Solutions to Third World Problems for Tannery Pollution

There are many reasons that the environment is so negatively impacted in third world countries like Bangladesh and many others, that are participating in leather tanning.  There are at least three ways that could be approached in a way to yield success in changing the behavior of these industries.  The tanneries need a positive incentive for compliance, education to understand the necessity and a voice should be given to those who are most impacted for continued observation and improvement.

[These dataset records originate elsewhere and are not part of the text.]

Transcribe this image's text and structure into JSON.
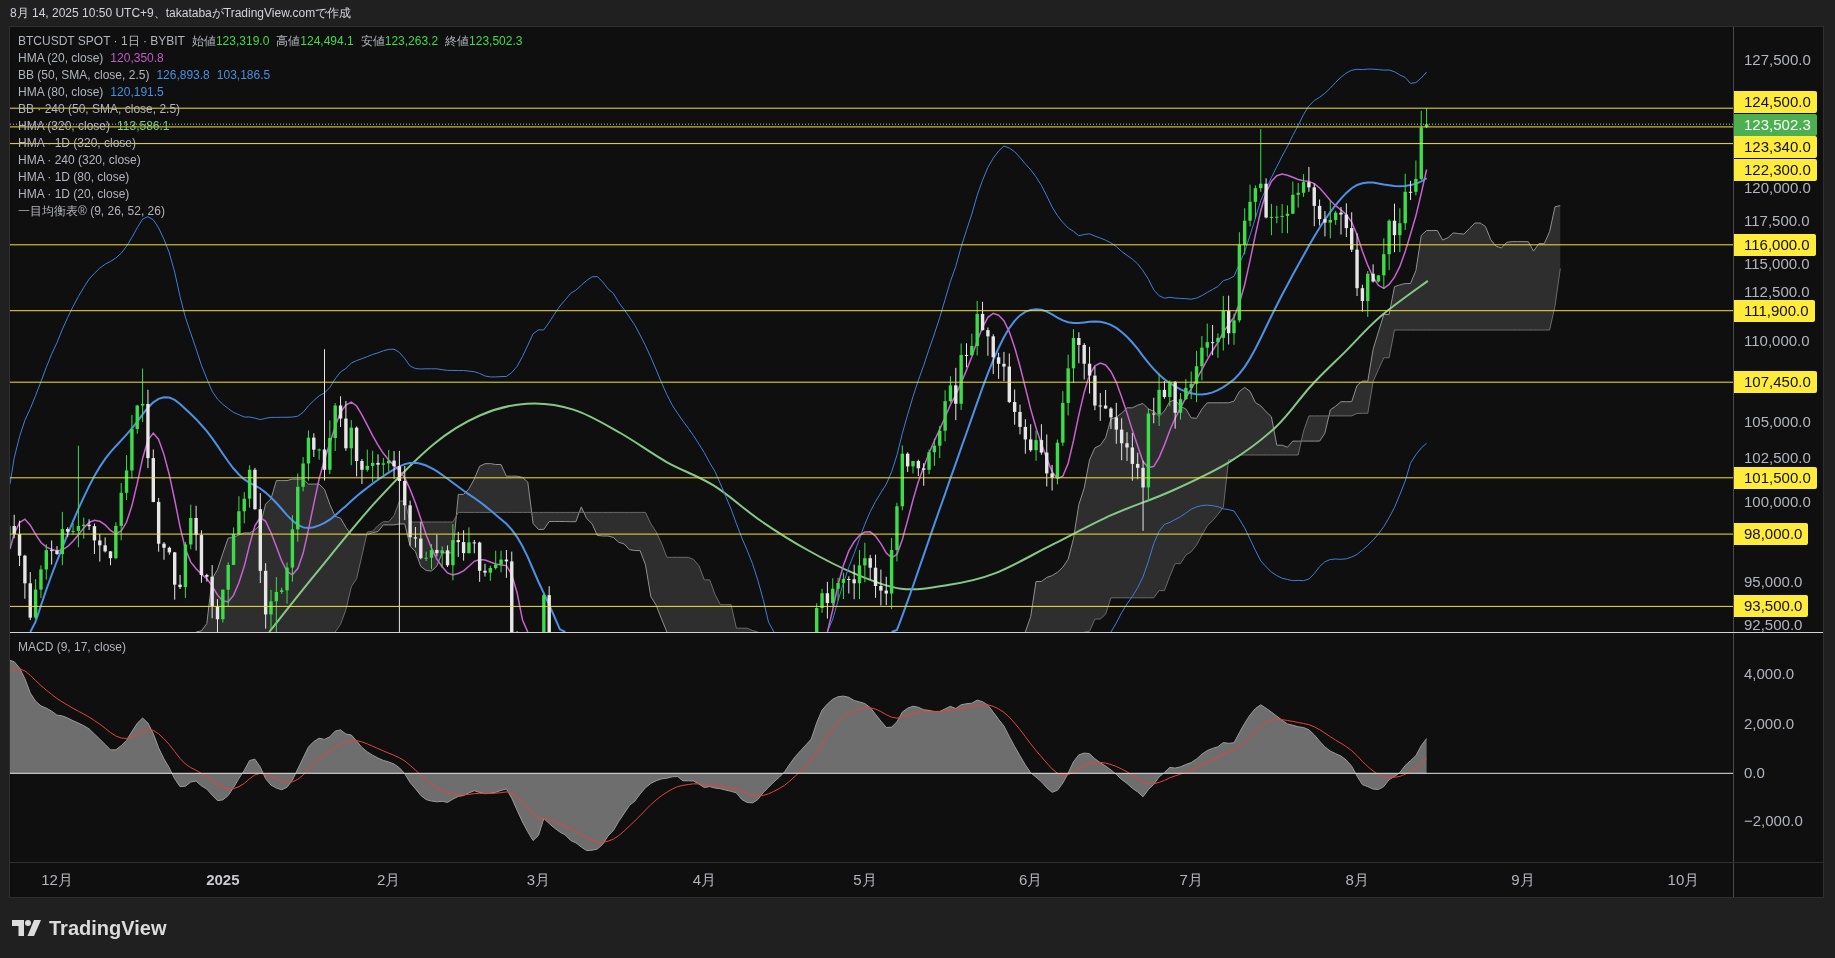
{
  "caption": "8月 14, 2025 10:50 UTC+9、takatabaがTradingView.comで作成",
  "legend": {
    "symbol": "BTCUSDT SPOT · 1日 · BYBIT",
    "ohlc": [
      {
        "label": "始値",
        "value": "123,319.0"
      },
      {
        "label": "高値",
        "value": "124,494.1"
      },
      {
        "label": "安値",
        "value": "123,263.2"
      },
      {
        "label": "終値",
        "value": "123,502.3"
      }
    ],
    "indicators": [
      {
        "name": "HMA (20, close)",
        "color": "#c25ac6",
        "values": [
          "120,350.8"
        ]
      },
      {
        "name": "BB (50, SMA, close, 2.5)",
        "color": "#4a8fe0",
        "values": [
          "126,893.8",
          "103,186.5"
        ]
      },
      {
        "name": "HMA (80, close)",
        "color": "#4a8fe0",
        "values": [
          "120,191.5"
        ]
      },
      {
        "name": "BB · 240 (50, SMA, close, 2.5)"
      },
      {
        "name": "HMA (320, close)",
        "color": "#7cc97c",
        "values": [
          "113,586.1"
        ]
      },
      {
        "name": "HMA · 1D (320, close)"
      },
      {
        "name": "HMA · 240 (320, close)"
      },
      {
        "name": "HMA · 1D (80, close)"
      },
      {
        "name": "HMA · 1D (20, close)"
      },
      {
        "name": "一目均衡表® (9, 26, 52, 26)"
      }
    ]
  },
  "price_axis": {
    "ticks": [
      "127,500.0",
      "120,000.0",
      "117,500.0",
      "115,000.0",
      "112,500.0",
      "110,000.0",
      "105,000.0",
      "102,500.0",
      "100,000.0",
      "95,000.0",
      "92,500.0"
    ],
    "levels": [
      {
        "label": "124,500.0",
        "kind": "level"
      },
      {
        "label": "123,502.3",
        "kind": "last_price"
      },
      {
        "label": "123,340.0",
        "kind": "level"
      },
      {
        "label": "122,300.0",
        "kind": "level"
      },
      {
        "label": "116,000.0",
        "kind": "level"
      },
      {
        "label": "111,900.0",
        "kind": "level"
      },
      {
        "label": "107,450.0",
        "kind": "level"
      },
      {
        "label": "101,500.0",
        "kind": "level"
      },
      {
        "label": "98,000.0",
        "kind": "level"
      },
      {
        "label": "93,500.0",
        "kind": "level"
      }
    ]
  },
  "macd": {
    "title": "MACD (9, 17, close)",
    "ticks": [
      "4,000.0",
      "2,000.0",
      "0.0",
      "−2,000.0"
    ]
  },
  "time_axis": [
    {
      "label": "12月",
      "kind": "month"
    },
    {
      "label": "2025",
      "kind": "year"
    },
    {
      "label": "2月",
      "kind": "month"
    },
    {
      "label": "3月",
      "kind": "month"
    },
    {
      "label": "4月",
      "kind": "month"
    },
    {
      "label": "5月",
      "kind": "month"
    },
    {
      "label": "6月",
      "kind": "month"
    },
    {
      "label": "7月",
      "kind": "month"
    },
    {
      "label": "8月",
      "kind": "month"
    },
    {
      "label": "9月",
      "kind": "month"
    },
    {
      "label": "10月",
      "kind": "month"
    }
  ],
  "brand": "TradingView"
}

Currently, there is no incentive for businesses to comply with the strict laws that are already in place to create a clean environment around their industry.  Bribery is standard practice for dealing with the rules and those who wish to comply find that they must pay the bribe as well as pay to clean their waste products.  This creates an atmosphere which actively discourages businesses from treating their wastewater.  Bribery is a large topic and will be addressed in a future blog.  Even if the bribery is addressed, there is no positive incentive for cooperation and therefore more effort is made to evade the rules than to comply.

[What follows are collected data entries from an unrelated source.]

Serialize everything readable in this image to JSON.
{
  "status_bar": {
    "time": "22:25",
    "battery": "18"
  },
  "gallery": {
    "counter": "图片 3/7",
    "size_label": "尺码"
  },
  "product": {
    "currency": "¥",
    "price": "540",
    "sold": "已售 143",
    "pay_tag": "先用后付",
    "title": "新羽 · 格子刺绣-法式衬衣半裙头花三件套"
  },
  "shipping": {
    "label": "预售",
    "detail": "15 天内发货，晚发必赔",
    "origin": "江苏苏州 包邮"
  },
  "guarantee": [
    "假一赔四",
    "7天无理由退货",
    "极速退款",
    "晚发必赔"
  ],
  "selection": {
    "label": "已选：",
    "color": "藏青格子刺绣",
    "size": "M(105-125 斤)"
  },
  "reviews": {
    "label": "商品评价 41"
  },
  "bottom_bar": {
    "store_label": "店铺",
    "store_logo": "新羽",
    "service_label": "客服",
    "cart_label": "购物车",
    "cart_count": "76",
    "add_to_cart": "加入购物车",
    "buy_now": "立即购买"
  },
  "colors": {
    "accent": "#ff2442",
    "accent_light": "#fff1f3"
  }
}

One idea to encourage compliance would be to have a positive incentive rather than a punishment for non-compliance.  Rewarding businesses for creating clean water would encourage them to do their best to create systems that accomplish this goal.  If they received discounts on fees, or financial rewards - this would be a reason for all the owners to work towards compliance, but especially those who are smaller and struggling the most.  Many of the tanneries are small businesses with such a slim profit margin that they are unable to afford the technology to clean the water, or to use less damaging chemicals.  However, if the government were to give incentives for clean water, and organizations wanting to positively impacted the environment made loans to enable businesses to purchase the equipment used to clean the water - the results would likely be much more successful than the current system.
Water Lilly farms in Bangladesh - a use of clean water by the community.
Many of the business owners are unaware of the damage that their unfiltered water does to the environment.  Education of these owners would go a long way towards improving the efforts people are willing to make about cleaning up their businesses.  To change the ingrained thinking, would require an outreach program with easily understood examples of how the different chemicals and processes impact the environment and the people who live on it.  No one wants to pollute their own home and these people are living in the same area that they are polluting.  Creating a better understanding of the impact of their actions - would also give them a great deal more incentive to work harder to find ways to clean up their businesses.

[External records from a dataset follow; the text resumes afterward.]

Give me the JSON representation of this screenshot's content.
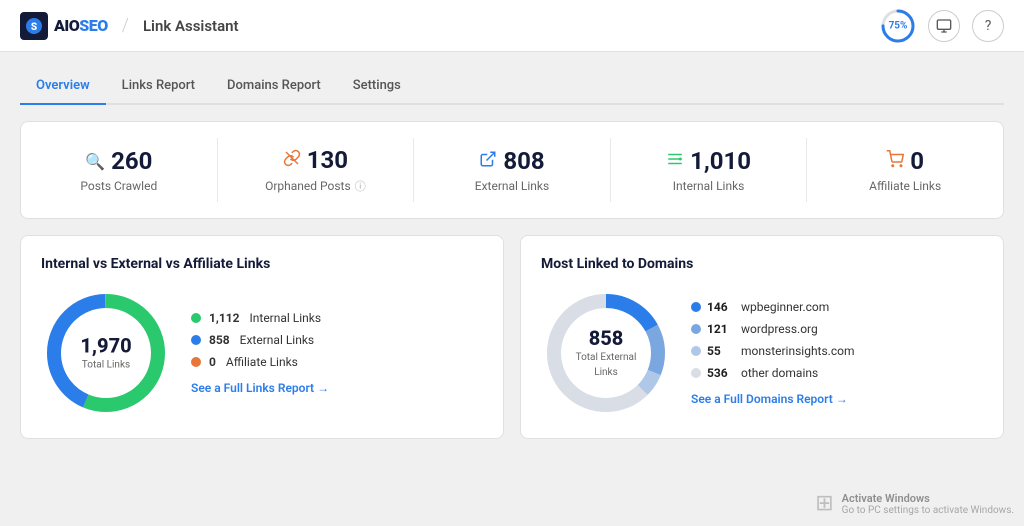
{
  "header": {
    "logo_text": "AIOSEO",
    "divider": "/",
    "page_title": "Link Assistant",
    "progress_value": 75,
    "progress_label": "75%"
  },
  "nav": {
    "tabs": [
      {
        "label": "Overview",
        "active": true
      },
      {
        "label": "Links Report",
        "active": false
      },
      {
        "label": "Domains Report",
        "active": false
      },
      {
        "label": "Settings",
        "active": false
      }
    ]
  },
  "stats": [
    {
      "icon": "search",
      "number": "260",
      "label": "Posts Crawled"
    },
    {
      "icon": "orphan",
      "number": "130",
      "label": "Orphaned Posts"
    },
    {
      "icon": "external",
      "number": "808",
      "label": "External Links"
    },
    {
      "icon": "internal",
      "number": "1,010",
      "label": "Internal Links"
    },
    {
      "icon": "affiliate",
      "number": "0",
      "label": "Affiliate Links"
    }
  ],
  "links_panel": {
    "title": "Internal vs External vs Affiliate Links",
    "total": "1,970",
    "total_label": "Total Links",
    "legend": [
      {
        "color": "#2bc96e",
        "count": "1,112",
        "label": "Internal Links"
      },
      {
        "color": "#2b7de9",
        "count": "858",
        "label": "External Links"
      },
      {
        "color": "#e8763a",
        "count": "0",
        "label": "Affiliate Links"
      }
    ],
    "link_text": "See a Full Links Report →"
  },
  "domains_panel": {
    "title": "Most Linked to Domains",
    "total": "858",
    "total_label": "Total External Links",
    "domains": [
      {
        "color": "#2b7de9",
        "count": "146",
        "name": "wpbeginner.com"
      },
      {
        "color": "#7ba7e0",
        "count": "121",
        "name": "wordpress.org"
      },
      {
        "color": "#b0c8e8",
        "count": "55",
        "name": "monsterinsights.com"
      },
      {
        "color": "#d0d8e4",
        "count": "536",
        "name": "other domains"
      }
    ],
    "link_text": "See a Full Domains Report →"
  }
}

The owner of a recently established tannery said:
“When the environmental regulations started to be enforced, the people in the industry were mostly uneducated and not interested, they did install primary treatment plants but only because they had to. They went for it with a broken heart. The awareness has only come later, maybe the past 5 or 8 years. New people are moving into the business with more education and different attitudes. We go for cleaning voluntarily.”

It would also be very helpful if there was some sort of community forum for the people who live in these areas to give feedback and pressure to the business owners who are not complying.  When they are accountable to each other and not simply to public officials who are easily bribed and sent away - this pressure can add to the percentage of owners who will conform and follow create better practices of cleaning their environmental pollution.  This could be achieved by town meetings - possibly organized by mothers and or others who live in the area and care.  People who live downstream of the pollution may also decide to bring pressure to bear on this area - in order to convince the perpetrators to change their ways.

Any of these three ideas would go a long ways towards implementing positive change in what is currently a very corrupt and poorly run system that is damaging to the people and environment.  There are a great number of people living in and near the area who are negatively impacted by this problem.  Finding positive ways to educate, incentive, and apply pressure for compliance, will change not only this portion of the world, but positively impact a whole industry in 3rd world countries that are struggling.